Tracing Equity Discourses in Mathematics Education
Erica Bullock

About the research

Award

NAEd/Spencer Postdoctoral Fellowship

Award Year

2017

Institution

University of Wisconsin-Madison

Primary Discipline

Mathematics Education
For nearly 40 years, mathematics education has engaged in various efforts to address equity for students who, for various reasons related to identity and demography, are unsuccessful in and disconnected from mathematics. Despite this prolonged attention to equity in scholarship, curriculum, policy, and teacher education, the gap between less privileged students and their more privileged counterparts has been consistent. Many scholars have raised the concern that equity efforts have not yielded the gains that the time, attention, and resources given them would dictate. However, there does not exist an empirical evaluation of equity discourse on a large scale. In this study, I will use discourse tracing—an approach to critical discourse analysis—as a four-phase methodological approach that allows for mapping the proliferation of equity discourses over time. Through this mapping, I will examine the successes and limitations of equity discourse and consider ways in which the field can move toward addressing and eliminating inequities. Data for this study include scholarly literature, policy and curriculum documents, and unstructured interviews with equity-oriented scholars in mathematics education. This tracing will provide a picture of equity in mathematics education over time that can function as a resource in future curriculum and policy discussions within and outside the mathematics education community.
About Erica Bullock
Erika C. Bullock is an Assistant Professor in the Department of Curriculum and Instruction at the University of Wisconsin-Madison.

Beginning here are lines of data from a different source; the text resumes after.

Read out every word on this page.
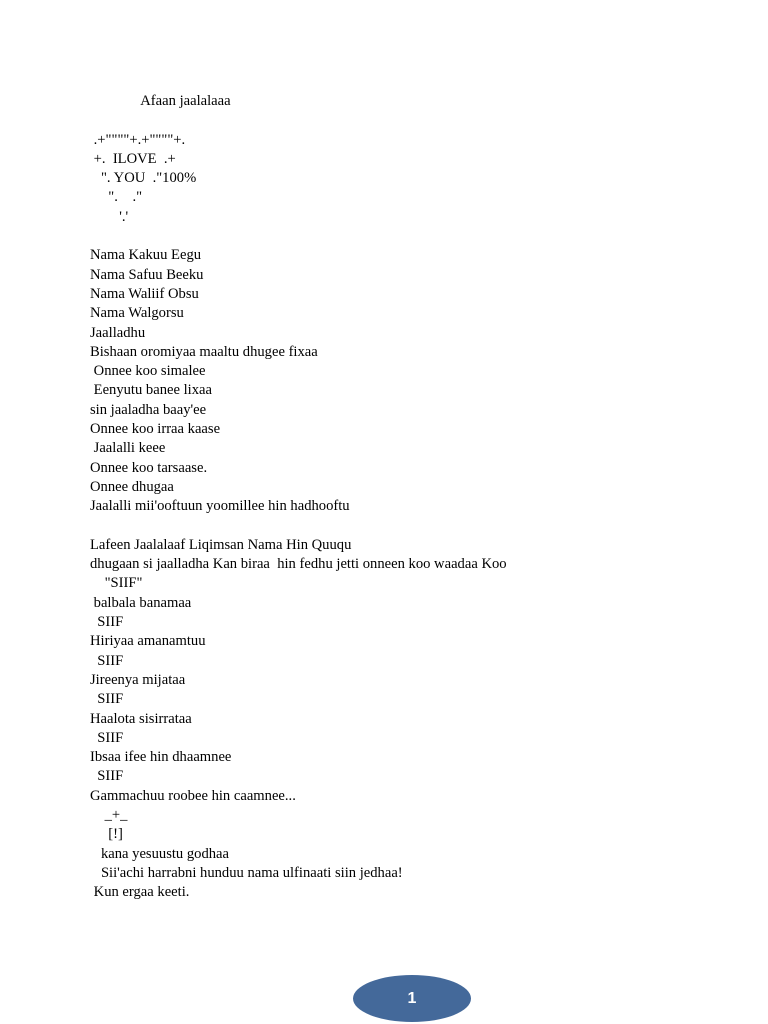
Afaan jaalalaaa
.+""""+.+""""+.
+.  ILOVE  .+
". YOU  ."100%
".    ."
'.'
Nama Kakuu Eegu
Nama Safuu Beeku
Nama Waliif Obsu
Nama Walgorsu
Jaalladhu
Bishaan oromiyaa maaltu dhugee fixaa
Onnee koo simalee
Eenyutu banee lixaa
sin jaaladha baay'ee
Onnee koo irraa kaase
Jaalalli keee
Onnee koo tarsaase.
Onnee dhugaa
Jaalalli mii'ooftuun yoomillee hin hadhooftu
Lafeen Jaalalaaf Liqimsan Nama Hin Quuqu
dhugaan si jaalladha Kan biraa  hin fedhu jetti onneen koo waadaa Koo
"SIIF"
balbala banamaa
SIIF
Hiriyaa amanamtuu
SIIF
Jireenya mijataa
SIIF
Haalota sisirrataa
SIIF
Ibsaa ifee hin dhaamnee
SIIF
Gammachuu roobee hin caamnee...
_+_
[!]
kana yesuustu godhaa
Sii'achi harrabni hunduu nama ulfinaati siin jedhaa!
Kun ergaa keeti.
1
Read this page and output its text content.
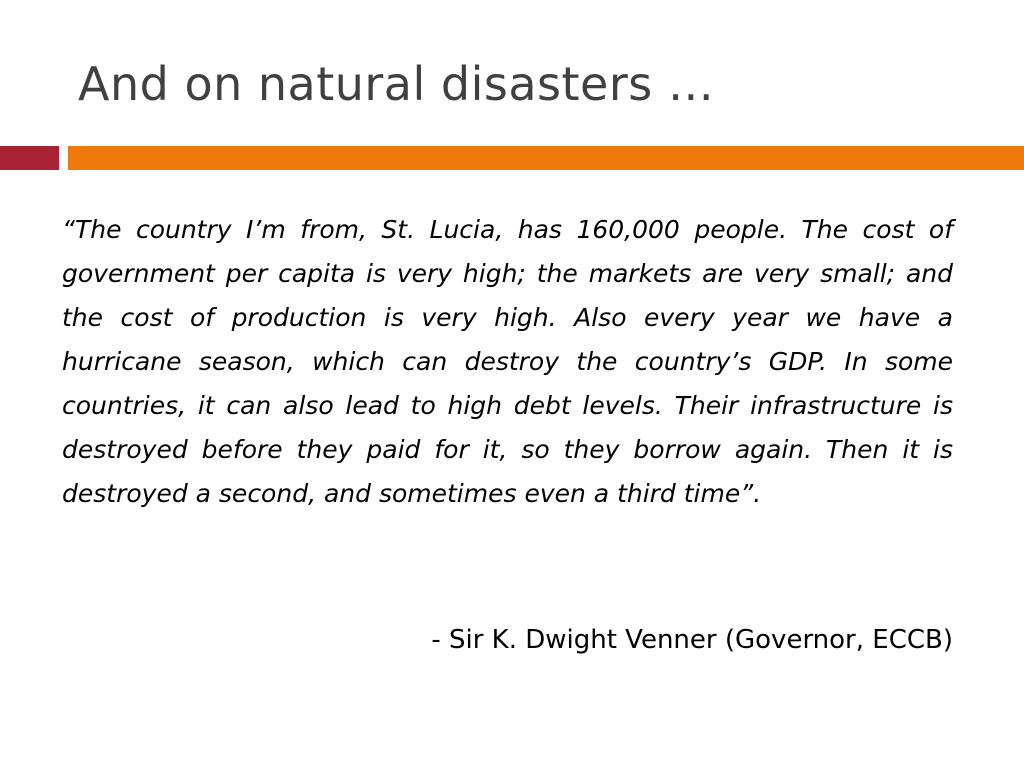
And on natural disasters …

“The country I’m from, St. Lucia, has 160,000 people. The cost of government per capita is very high; the markets are very small; and the cost of production is very high. Also every year we have a hurricane season, which can destroy the country’s GDP. In some countries, it can also lead to high debt levels. Their infrastructure is destroyed before they paid for it, so they borrow again. Then it is destroyed a second, and sometimes even a third time”.

- Sir K. Dwight Venner (Governor, ECCB)
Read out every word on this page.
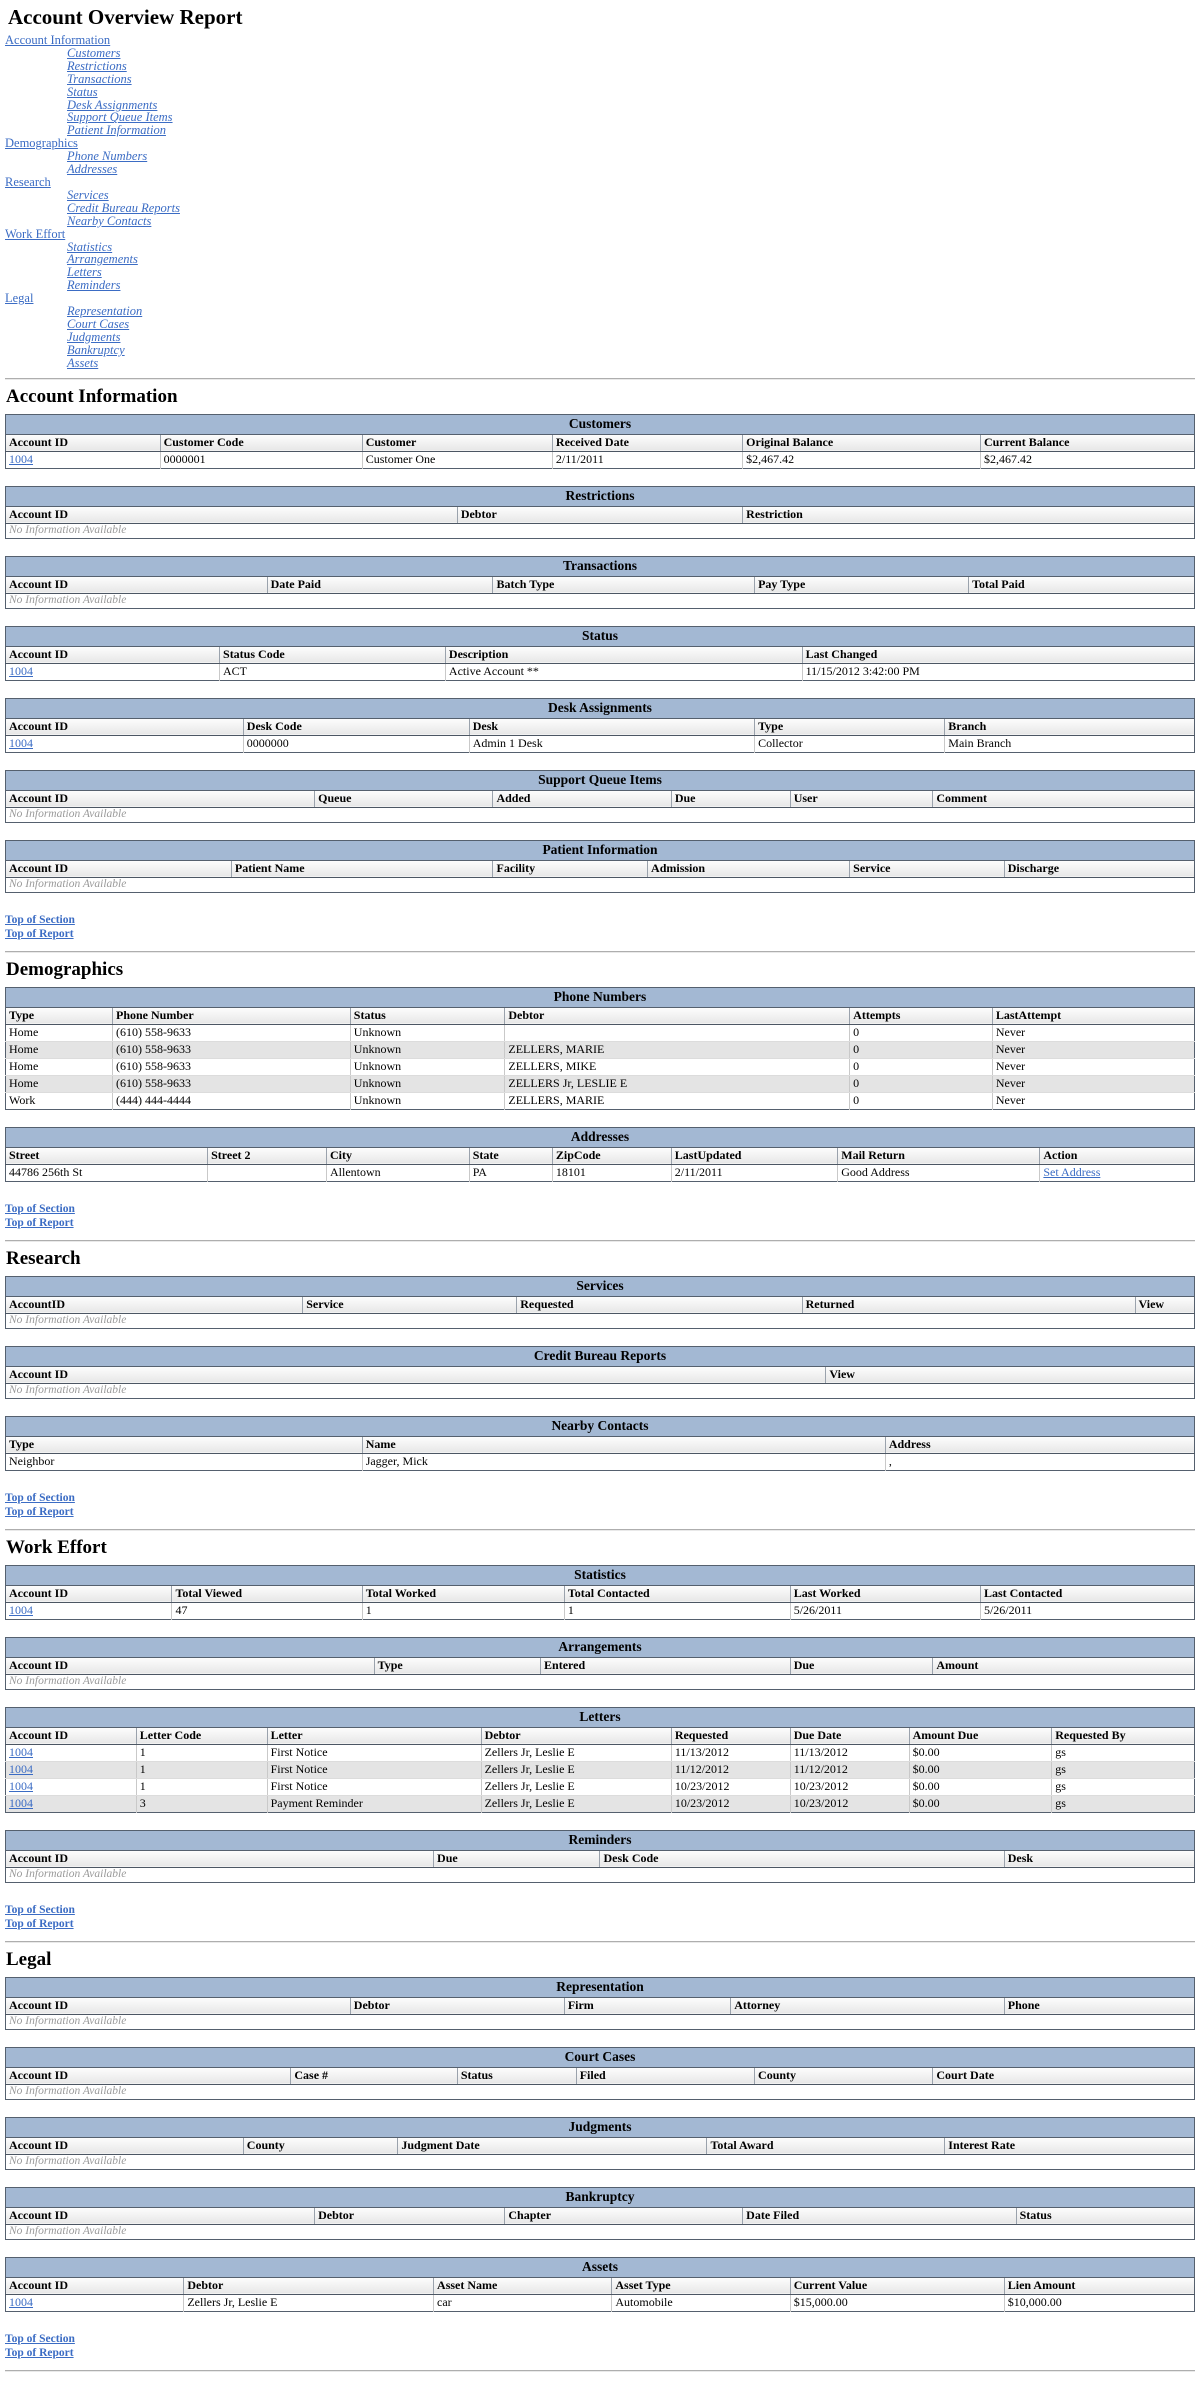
Account Overview Report
Account Information
Customers
Restrictions
Transactions
Status
Desk Assignments
Support Queue Items
Patient Information
Demographics
Phone Numbers
Addresses
Research
Services
Credit Bureau Reports
Nearby Contacts
Work Effort
Statistics
Arrangements
Letters
Reminders
Legal
Representation
Court Cases
Judgments
Bankruptcy
Assets
Account Information
Customers					
Account ID	Customer Code	Customer	Received Date	Original Balance	Current Balance
1004	0000001	Customer One	2/11/2011	$2,467.42	$2,467.42
Restrictions
Account ID	Debtor	Restriction
No Information Available
Transactions
Account ID	Date Paid	Batch Type	Pay Type	Total Paid
No Information Available
Status			
Account ID	Status Code	Description	Last Changed
1004	ACT	Active Account **	11/15/2012 3:42:00 PM
Desk Assignments				
Account ID	Desk Code	Desk	Type	Branch
1004	0000000	Admin 1 Desk	Collector	Main Branch
Support Queue Items
Account ID	Queue	Added	Due	User	Comment
No Information Available
Patient Information
Account ID	Patient Name	Facility	Admission	Service	Discharge
No Information Available
Top of Section
Top of Report
Demographics
Phone Numbers					
Type	Phone Number	Status	Debtor	Attempts	LastAttempt
Home	(610) 558-9633	Unknown		0	Never
Home	(610) 558-9633	Unknown	ZELLERS, MARIE	0	Never
Home	(610) 558-9633	Unknown	ZELLERS, MIKE	0	Never
Home	(610) 558-9633	Unknown	ZELLERS Jr, LESLIE E	0	Never
Work	(444) 444-4444	Unknown	ZELLERS, MARIE	0	Never
Addresses							
Street	Street 2	City	State	ZipCode	LastUpdated	Mail Return	Action
44786 256th St		Allentown	PA	18101	2/11/2011	Good Address	Set Address
Top of Section
Top of Report
Research
Services
AccountID	Service	Requested	Returned	View
No Information Available
Credit Bureau Reports
Account ID	View
No Information Available
Nearby Contacts		
Type	Name	Address
Neighbor	Jagger, Mick	,
Top of Section
Top of Report
Work Effort
Statistics					
Account ID	Total Viewed	Total Worked	Total Contacted	Last Worked	Last Contacted
1004	47	1	1	5/26/2011	5/26/2011
Arrangements
Account ID	Type	Entered	Due	Amount
No Information Available
Letters							
Account ID	Letter Code	Letter	Debtor	Requested	Due Date	Amount Due	Requested By
1004	1	First Notice	Zellers Jr, Leslie E	11/13/2012	11/13/2012	$0.00	gs
1004	1	First Notice	Zellers Jr, Leslie E	11/12/2012	11/12/2012	$0.00	gs
1004	1	First Notice	Zellers Jr, Leslie E	10/23/2012	10/23/2012	$0.00	gs
1004	3	Payment Reminder	Zellers Jr, Leslie E	10/23/2012	10/23/2012	$0.00	gs
Reminders
Account ID	Due	Desk Code	Desk
No Information Available
Top of Section
Top of Report
Legal
Representation
Account ID	Debtor	Firm	Attorney	Phone
No Information Available
Court Cases
Account ID	Case #	Status	Filed	County	Court Date
No Information Available
Judgments
Account ID	County	Judgment Date	Total Award	Interest Rate
No Information Available
Bankruptcy
Account ID	Debtor	Chapter	Date Filed	Status
No Information Available
Assets					
Account ID	Debtor	Asset Name	Asset Type	Current Value	Lien Amount
1004	Zellers Jr, Leslie E	car	Automobile	$15,000.00	$10,000.00
Top of Section
Top of Report
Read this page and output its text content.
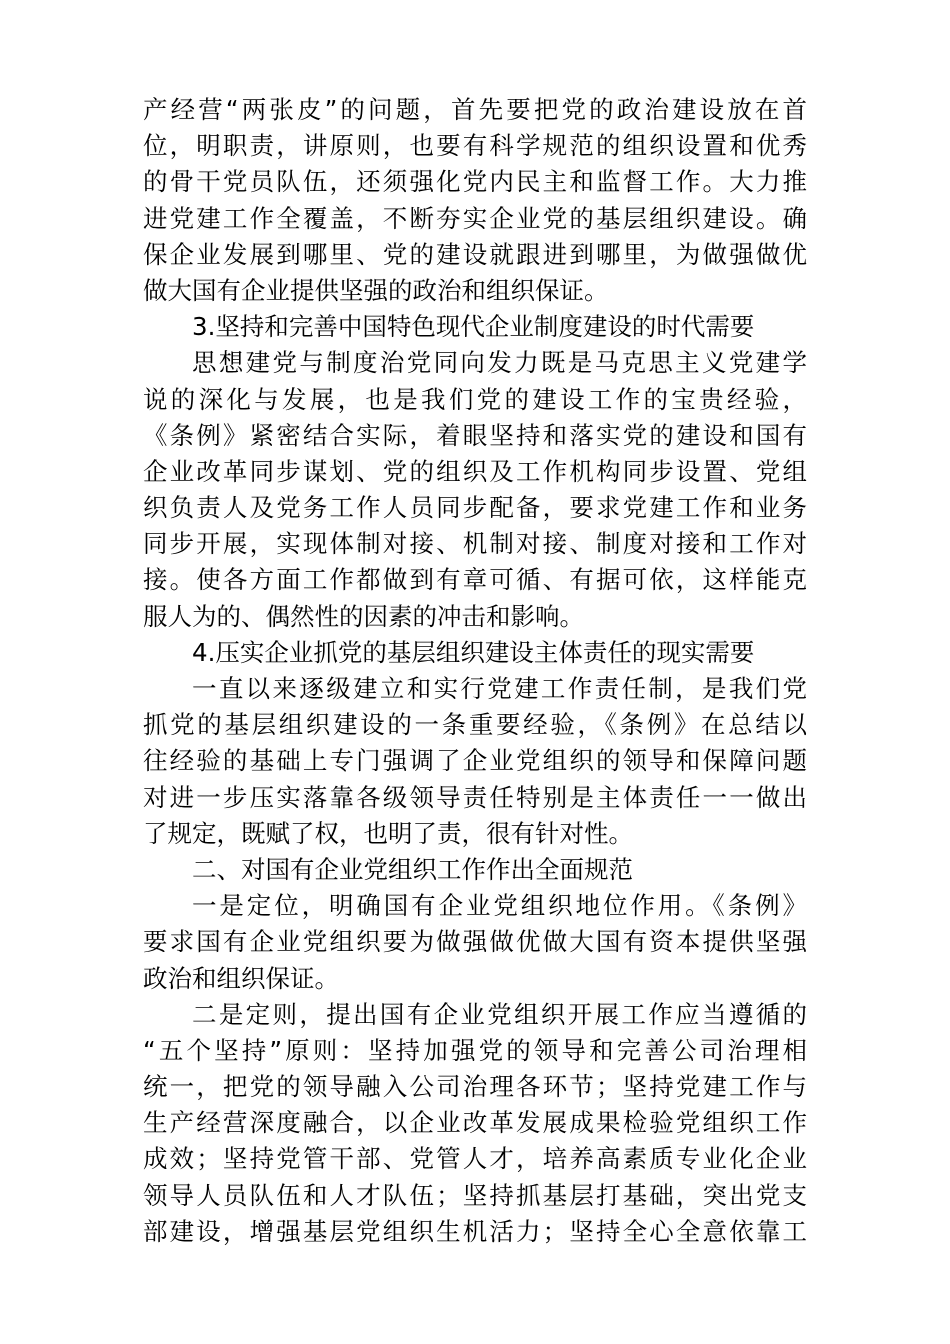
产经营“两张皮”的问题，首先要把党的政治建设放在首
位，明职责，讲原则，也要有科学规范的组织设置和优秀
的骨干党员队伍，还须强化党内民主和监督工作。大力推
进党建工作全覆盖，不断夯实企业党的基层组织建设。确
保企业发展到哪里、党的建设就跟进到哪里，为做强做优
做大国有企业提供坚强的政治和组织保证。
3.坚持和完善中国特色现代企业制度建设的时代需要
思想建党与制度治党同向发力既是马克思主义党建学
说的深化与发展，也是我们党的建设工作的宝贵经验，
《条例》紧密结合实际，着眼坚持和落实党的建设和国有
企业改革同步谋划、党的组织及工作机构同步设置、党组
织负责人及党务工作人员同步配备，要求党建工作和业务
同步开展，实现体制对接、机制对接、制度对接和工作对
接。使各方面工作都做到有章可循、有据可依，这样能克
服人为的、偶然性的因素的冲击和影响。
4.压实企业抓党的基层组织建设主体责任的现实需要
一直以来逐级建立和实行党建工作责任制，是我们党
抓党的基层组织建设的一条重要经验，《条例》在总结以
往经验的基础上专门强调了企业党组织的领导和保障问题
对进一步压实落靠各级领导责任特别是主体责任一一做出
了规定，既赋了权，也明了责，很有针对性。
二、对国有企业党组织工作作出全面规范
一是定位，明确国有企业党组织地位作用。《条例》
要求国有企业党组织要为做强做优做大国有资本提供坚强
政治和组织保证。
二是定则，提出国有企业党组织开展工作应当遵循的
“五个坚持”原则：坚持加强党的领导和完善公司治理相
统一，把党的领导融入公司治理各环节；坚持党建工作与
生产经营深度融合，以企业改革发展成果检验党组织工作
成效；坚持党管干部、党管人才，培养高素质专业化企业
领导人员队伍和人才队伍；坚持抓基层打基础，突出党支
部建设，增强基层党组织生机活力；坚持全心全意依靠工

Dr. Bullock earned a B.S. in computer science from Spelman College and a M.Ed. and Ph.D. in mathematics education from Georgia State University. In her scholarship, Dr. Bullock seeks to create new possibilities for mathematics education by confronting the field’s epistemic limitations—both past and current. Her research seeks to interrogate the boundaries of mathematics education as both a historical product and cultural practice, particularly related to questions of equity and opportunity. The research connects different social, cultural, and historical disciplines outside of education to engage in studies of mathematics education. She employs critical theories of race, standpoint feminism, and literatures from sociology, geography, curriculum studies, and the history of science. Dr. Bullock’s published work has appeared in Educational Studies in Mathematics, The Journal of Mathematics Education at Teachers College, The Journal of Education, The Mathematics Enthusiast, and Teachers College Record. She is also Associate to the Editor-in-Chief of the Journal of Urban Mathematics Education.